The previous jobs.zip file is full of Python files that can be read without compression.
Actively define schema and avoid Spark Auto Inference Schema
I wrote this code earlier:
oldr = df.rdd.map(
lambda row: Row(ids=row['ids'], mainId=row["mainId"].item(), tags=row["tags"]))
Copy the code
Then I need to change olDR back to RDD, which I use like this:
resultDf = spark.createDataFrame(oldr) resultDf.mode("overwrite").format(...) .save(...Copy the code
This results in olDR being executed twice, once for schema speculation and once for actual calculations.

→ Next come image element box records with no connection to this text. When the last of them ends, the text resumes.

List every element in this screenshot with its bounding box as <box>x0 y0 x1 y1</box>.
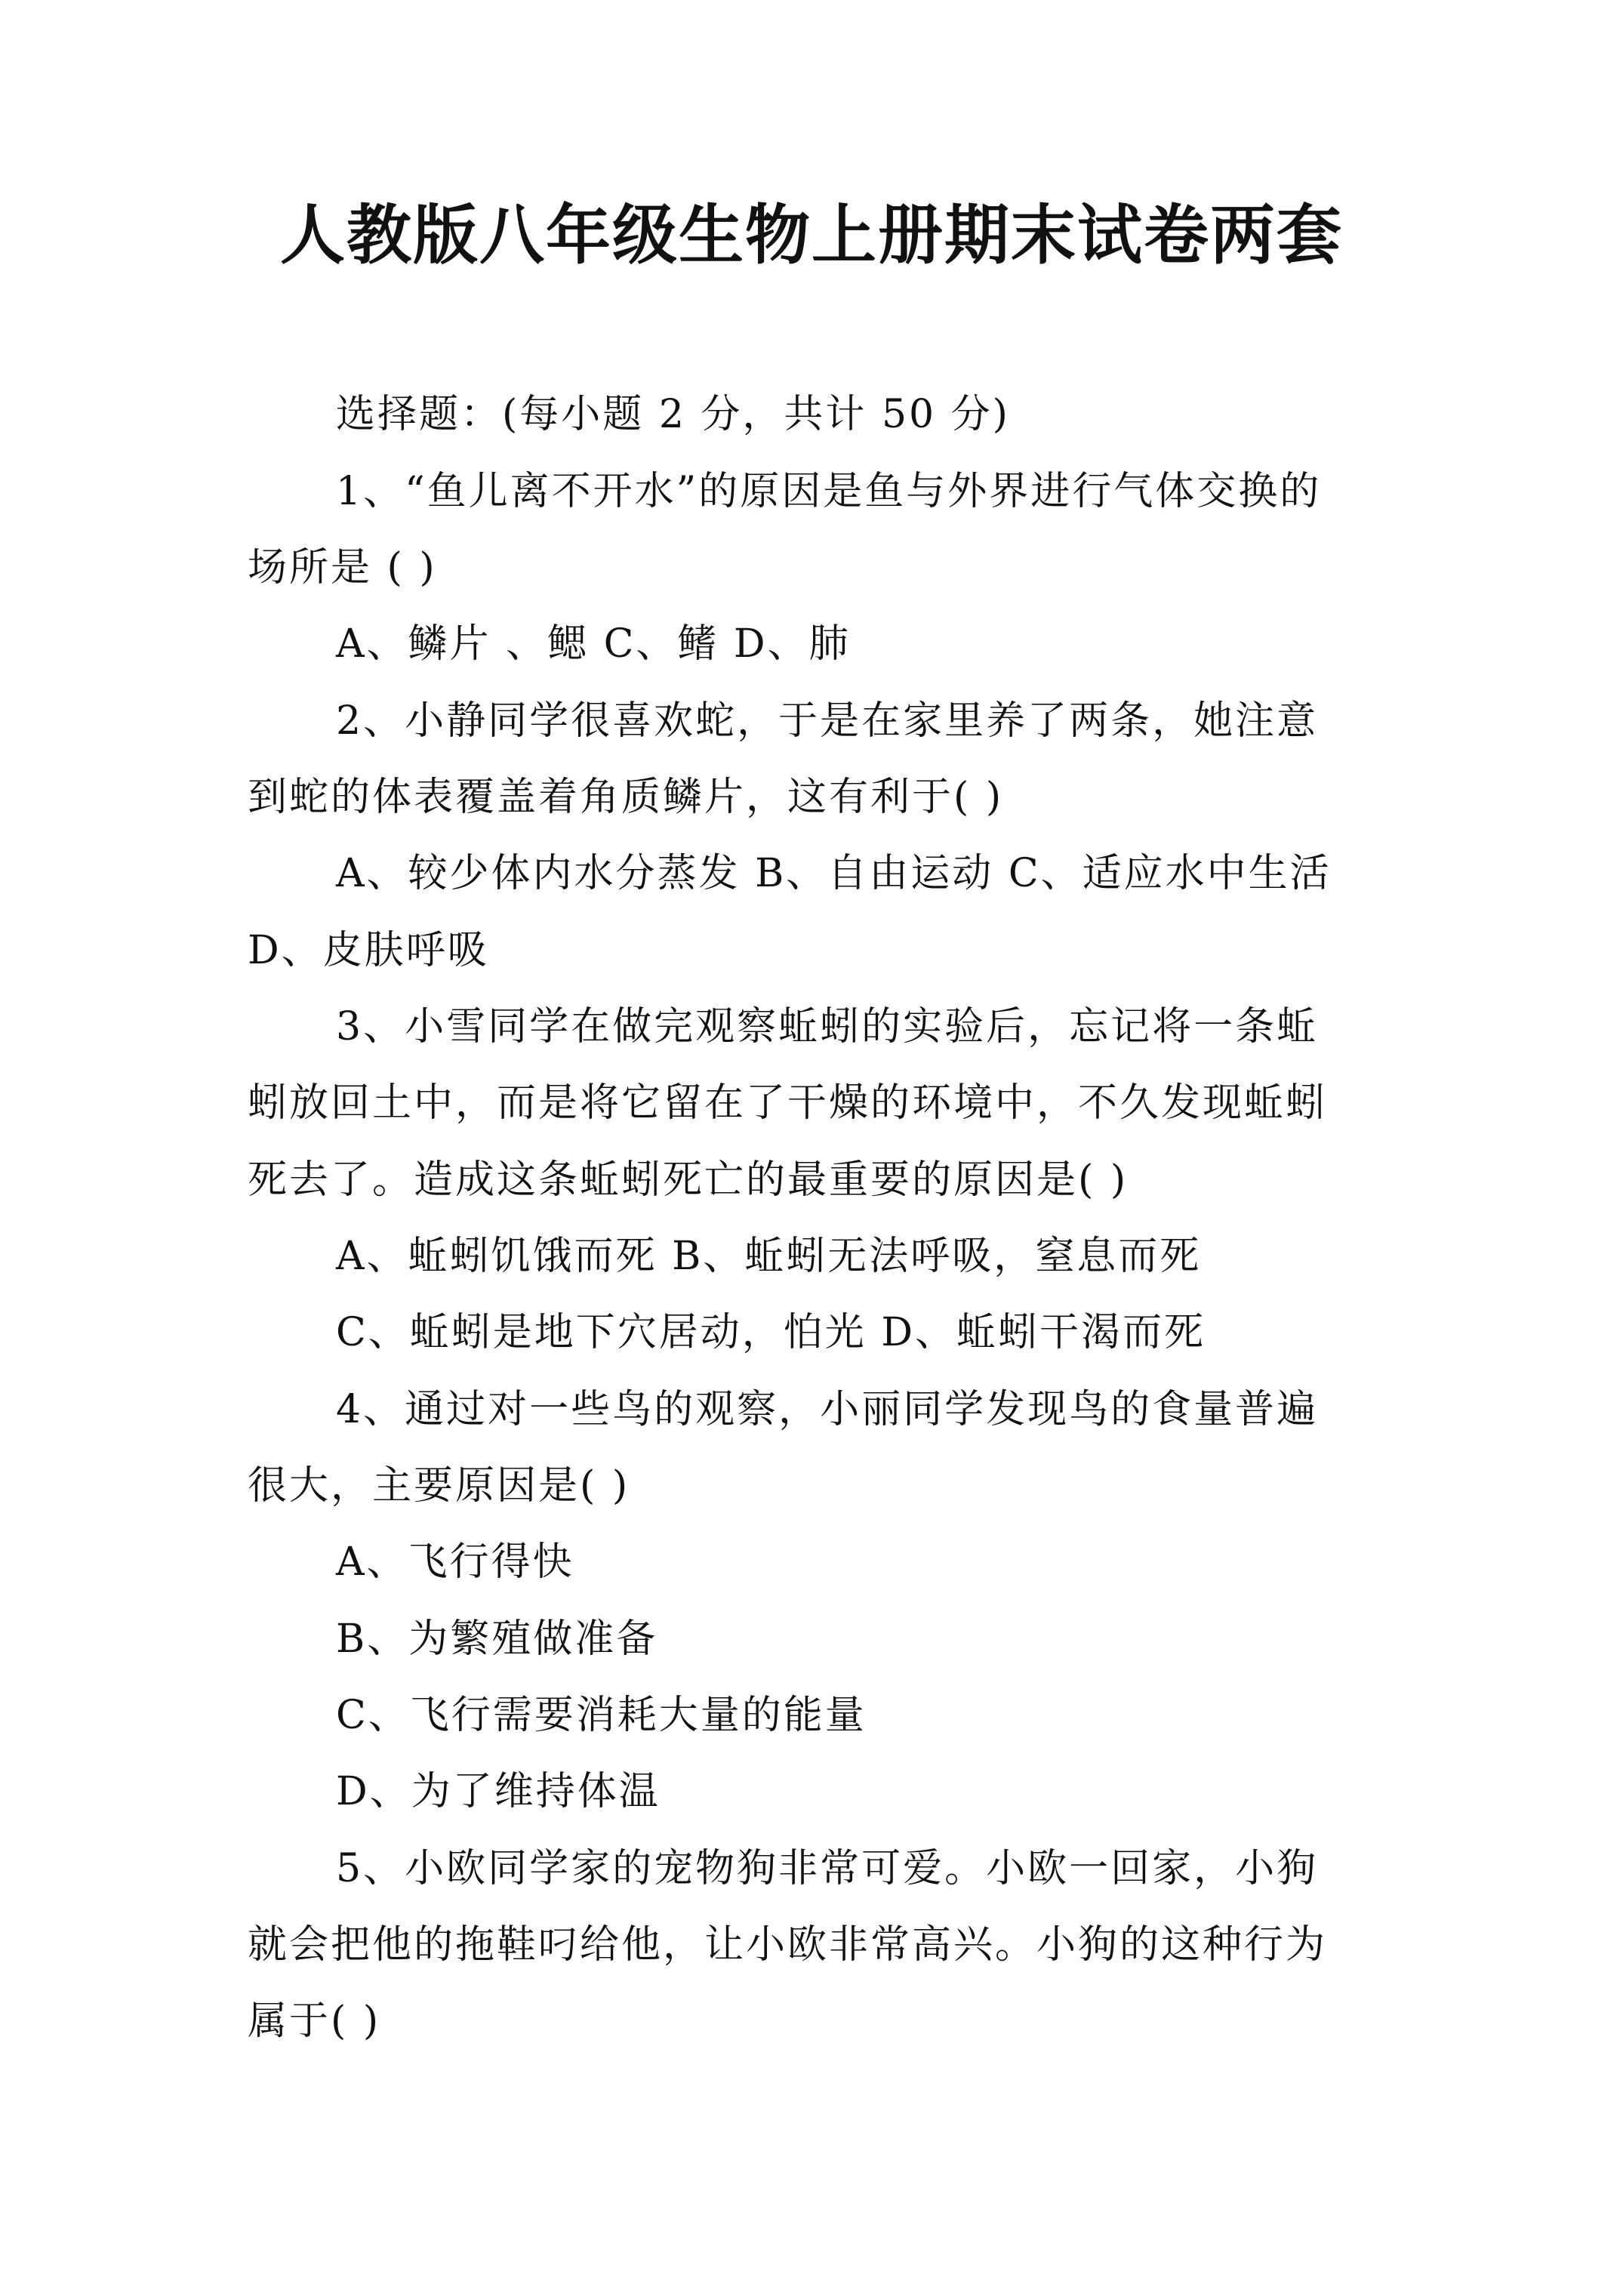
question-2-line-2: 到蛇的体表覆盖着角质鳞片，这有利于( ) <box>248 775 1004 820</box>
question-2-line-1: 2、小静同学很喜欢蛇，于是在家里养了两条，她注意 <box>336 698 1319 744</box>
question-4-line-1: 4、通过对一些鸟的观察，小丽同学发现鸟的食量普遍 <box>336 1387 1319 1432</box>
question-3-line-3: 死去了。造成这条蚯蚓死亡的最重要的原因是( ) <box>248 1157 1129 1203</box>
question-5-line-3: 属于( ) <box>248 1999 381 2044</box>
question-4-line-2: 很大，主要原因是( ) <box>248 1463 630 1509</box>
question-4-option-b: B、为繁殖做准备 <box>336 1616 658 1662</box>
question-5-line-2: 就会把他的拖鞋叼给他，让小欧非常高兴。小狗的这种行为 <box>248 1922 1328 1968</box>
question-3-line-1: 3、小雪同学在做完观察蚯蚓的实验后，忘记将一条蚯 <box>336 1004 1319 1049</box>
question-2-options-line-2: D、皮肤呼吸 <box>248 928 489 973</box>
section-header: 选择题：(每小题 2 分，共计 50 分) <box>336 392 1010 437</box>
question-3-options-line-2: C、蚯蚓是地下穴居动，怕光 D、蚯蚓干渴而死 <box>336 1310 1206 1355</box>
document-title: 人教版八年级生物上册期末试卷两套 <box>280 197 1343 273</box>
question-1-line-2: 场所是 ( ) <box>248 545 437 590</box>
question-1-line-1: 1、“鱼儿离不开水”的原因是鱼与外界进行气体交换的 <box>336 469 1322 514</box>
question-2-options-line-1: A、较少体内水分蒸发 B、自由运动 C、适应水中生活 <box>336 851 1332 896</box>
question-3-line-2: 蚓放回土中，而是将它留在了干燥的环境中，不久发现蚯蚓 <box>248 1080 1328 1126</box>
question-5-line-1: 5、小欧同学家的宠物狗非常可爱。小欧一回家，小狗 <box>336 1846 1319 1891</box>
question-1-options: A、鳞片 、鳃 C、鳍 D、肺 <box>336 621 851 667</box>
question-4-option-c: C、飞行需要消耗大量的能量 <box>336 1693 867 1738</box>
question-3-options-line-1: A、蚯蚓饥饿而死 B、蚯蚓无法呼吸，窒息而死 <box>336 1234 1202 1279</box>
question-4-option-a: A、飞行得快 <box>336 1539 574 1585</box>
question-4-option-d: D、为了维持体温 <box>336 1769 661 1814</box>
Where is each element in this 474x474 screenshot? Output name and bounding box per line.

We can write this:
from pyspark.sql.types import StructType, IntegerType, ArrayType, StructField, StringType, MapType
fields = [StructField("ids", ArrayType(IntegerType())), StructField("mainId", IntegerType()),
StructField("tags", MapType(StringType(), IntegerType()))]
resultDf = spark.createDataFrame(resultRdd, StructType(fields=fields)
Copy the code
This display defines the schema for the RDD and avoids additional speculation.
Lambda and function selection
Lambda can define anonymous functions, but with limited expressiveness:
.map(
lambda row: Row(ids=row['ids'], mainId=row["mainId"].item(), tags=row["tags"]))
Copy the code
We can also define functions:
def create_new_row(row):
return Row(ids=row['ids'], mainId=row["mainId"].item(), tags=row["tags"])
Copy the code
Then directly use:
.map(create_new_row).....
Copy the code
How to define udF functions/how to avoid using Python UDF functions
Start by defining a regular Python function:
Def split_sentence(s): return s.split(" ")Copy the code
Convert to udF function and use.
from pyspark.sql.functions import udf
from pyspark.sql.types import *
ss = udf(split_sentence, ArrayType(StringType()))
documentDF.select(ss("text").alias("text_array")).show()
Copy the code
The only trouble is that when you define udF functions, you need to specify the type of the return value.
Using Python udF functions is obviously inefficient, so we recommend using standard library functions.
from pyspark.sql import functions as f
documentDF.select(f.split("text", "\\s+").alias("text_array")).show()
Copy the code
Pyspark.sql. functions references spark implementations, so they are more efficient.